Les témoignages recueillis auprès des familles décrivent un enchaînement de vacances de postes dans plusieurs disciplines fondamentales, de l’anglais à l’histoire-géographie, sur des durées se comptant en semaines, voire en mois. Un collectif de parents, mobilisé depuis l’automne, alerte régulièrement les autorités académiques sur les conséquences pédagogiques et psychologiques de cette situation. Les élèves évoquent une perte de motivation collective, un stress accru face aux examens futurs et un décrochage dans le travail personnel.

L’académie reconnaît le caractère anormal de la situation, l’attribuant à une conjonction de circonstances, sans fournir davantage de détails. En interne, des voix pointent toutefois des dysfonctionnements dans la gestion des remplacements et la précarité des personnels recrutés en urgence. Les chiffres locaux dépassent largement la moyenne nationale, établie par la Cour des comptes à neuf pour cent d’heures non assurées dans les collèges publics l’an dernier.

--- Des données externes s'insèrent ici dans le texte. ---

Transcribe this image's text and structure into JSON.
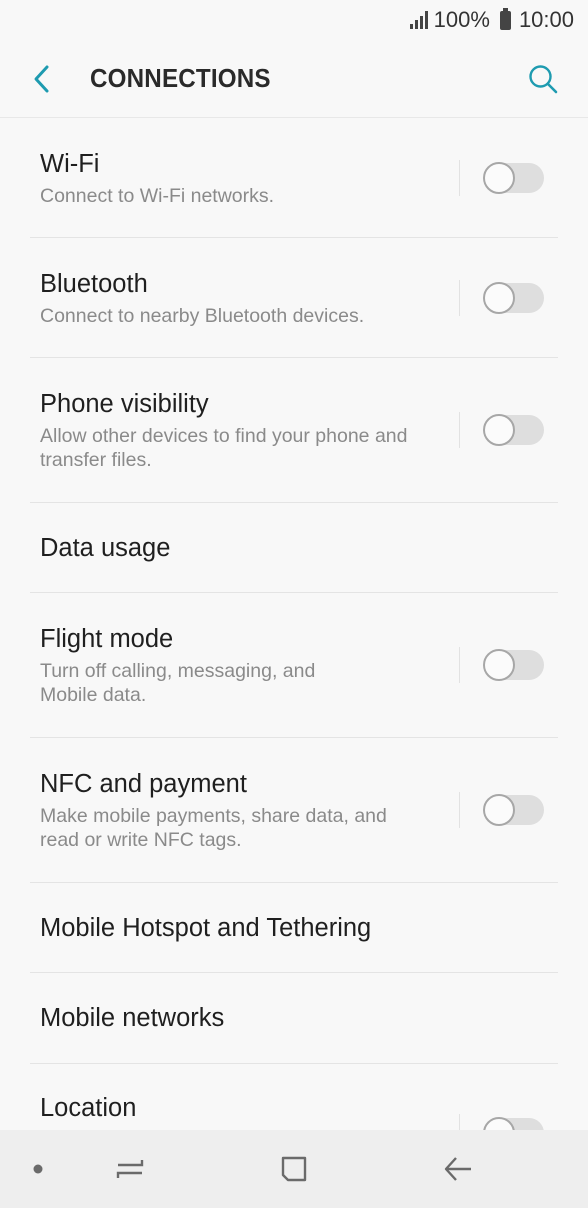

Cette crise intervient dans un contexte national de réduction des postes d’enseignants annoncée pour les prochaines rentrées, une politique vivement contestée par les syndicats. Ces derniers estiment que le maintien des effectifs est une condition sine qua non pour garantir la continuité pédagogique et alléger la charge des classes. Les familles bordelaises, quant à elles, s’inquiètent de voir l’établissement perdre sept heures d’allocation horaire à la prochaine rentrée, une décision perçue comme contradictoire avec les besoins exprimés.

Face aux critiques, la direction des services départementaux de l’Éducation nationale affirme avoir pris des mesures correctives, notamment en instaurant une procédure accélérée pour les demandes de remplacement de ce collège. Les responsables académiques se veulent rassurants pour l’avenir, promettant une rentrée prochaine « sécurisée » et une amélioration progressive de la situation. Ils se refusent cependant à garantir qu’aucune heure de cours ne sera à nouveau perdue, laissant planer le doute sur la résolution durable du problème.